(No.4, Vol.3, May 2013 Vietnam Heritage Magazine)

The silk production in Ma Chau Village in Duy Xuyen District of the Central province of Quang Nam, near the world heritage My Son Towers, started more than 400 years ago.
At 7 a.m., the sounds of machines can be heard from factories and households. The factory owners in the village say silk production stopped being profitable about ten years ago and most of the villagers began to make other kinds of cloth.
Over the past four years, the traditional trade has been growing again. The jobs of growing mulberry trees, growing silkworms, making silk threads and weaving are done by some members of Ma Chau Silk Cooperative.

Several jobs at the cooperative, like making silk threads and silk thread spinning are now still done by hand. Weaving is also done with semi-mechanical devices. When the weaving is completed, the processes of heating, dyeing and bleaching are all done by hand. Ironing and drying are done with machines.
The cooperative is now making ten kinds of silk and more than two hundred designs. The 100% silk products can be traditional silk, taffeta silk or patterned silk.
Tran Thi Anh, one of the 16 members of Ma Chau Silk Cooperative said, ‘I and a few other members stayed with the cooperative and even put in some more money of our own to retain the traditional trade when the cooperative was on the verge of liquidation in late 2008, after more than 300 members withdrew from the cooperative.’

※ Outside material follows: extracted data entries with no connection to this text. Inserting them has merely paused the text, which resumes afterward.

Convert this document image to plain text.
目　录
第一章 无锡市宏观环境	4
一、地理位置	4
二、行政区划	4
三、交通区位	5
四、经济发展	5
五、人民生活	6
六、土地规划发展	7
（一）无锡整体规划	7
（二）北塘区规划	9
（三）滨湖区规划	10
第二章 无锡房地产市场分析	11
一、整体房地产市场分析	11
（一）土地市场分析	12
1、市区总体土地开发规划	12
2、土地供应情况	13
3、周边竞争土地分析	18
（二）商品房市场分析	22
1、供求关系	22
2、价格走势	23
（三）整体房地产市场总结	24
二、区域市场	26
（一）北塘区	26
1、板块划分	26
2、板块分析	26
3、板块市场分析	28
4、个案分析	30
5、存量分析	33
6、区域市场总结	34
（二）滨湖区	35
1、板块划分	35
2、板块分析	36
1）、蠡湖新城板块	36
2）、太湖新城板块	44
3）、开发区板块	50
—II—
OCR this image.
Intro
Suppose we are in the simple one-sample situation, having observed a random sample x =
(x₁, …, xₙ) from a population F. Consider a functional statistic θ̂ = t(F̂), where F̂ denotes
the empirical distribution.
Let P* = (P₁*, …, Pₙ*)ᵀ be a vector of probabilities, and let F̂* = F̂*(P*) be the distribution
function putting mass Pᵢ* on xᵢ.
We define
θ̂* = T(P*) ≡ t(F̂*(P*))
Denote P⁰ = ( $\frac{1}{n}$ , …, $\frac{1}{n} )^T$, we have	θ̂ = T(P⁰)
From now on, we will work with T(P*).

‘At one time, I went to Danang to get less than one kilo of silk. It was just a little, but we might as well make some metres of silk, and wait for a better chance,’ the cooperative manager Tran Huu Phuong said.
Phuong and the other members of the cooperative tried to find ways to improve their machines.
Japanese experts in a project that helped develop natural dyes for ethnic minority people in Tu An Village of An Khe District in Gia Lai Province in 2006, taught the Central Highland villagers how to dye cloth by using colorants made from plants instead of chemicals. Now, most of the silk made in Ma Chau is dyed with colorants made from plants, Tran Huu Nghia said.
Ma Chau silk has been made known to many people the past two years and it is popular because of the different kinds and models available, and because the products are 100 per cent silk. Phuong said his cooperative is trying their best to raise the finance to make enough products to supply for the two showrooms in Hoi An and Tam Ky Towns, opened by businesspeople in Hoi An and Ho Chi Minh City. The cooperative itself also has two showrooms–one in Ma Chau Village and the other in the My Son Towers area. There is still one big concern now-where to get land for growing mulberry trees.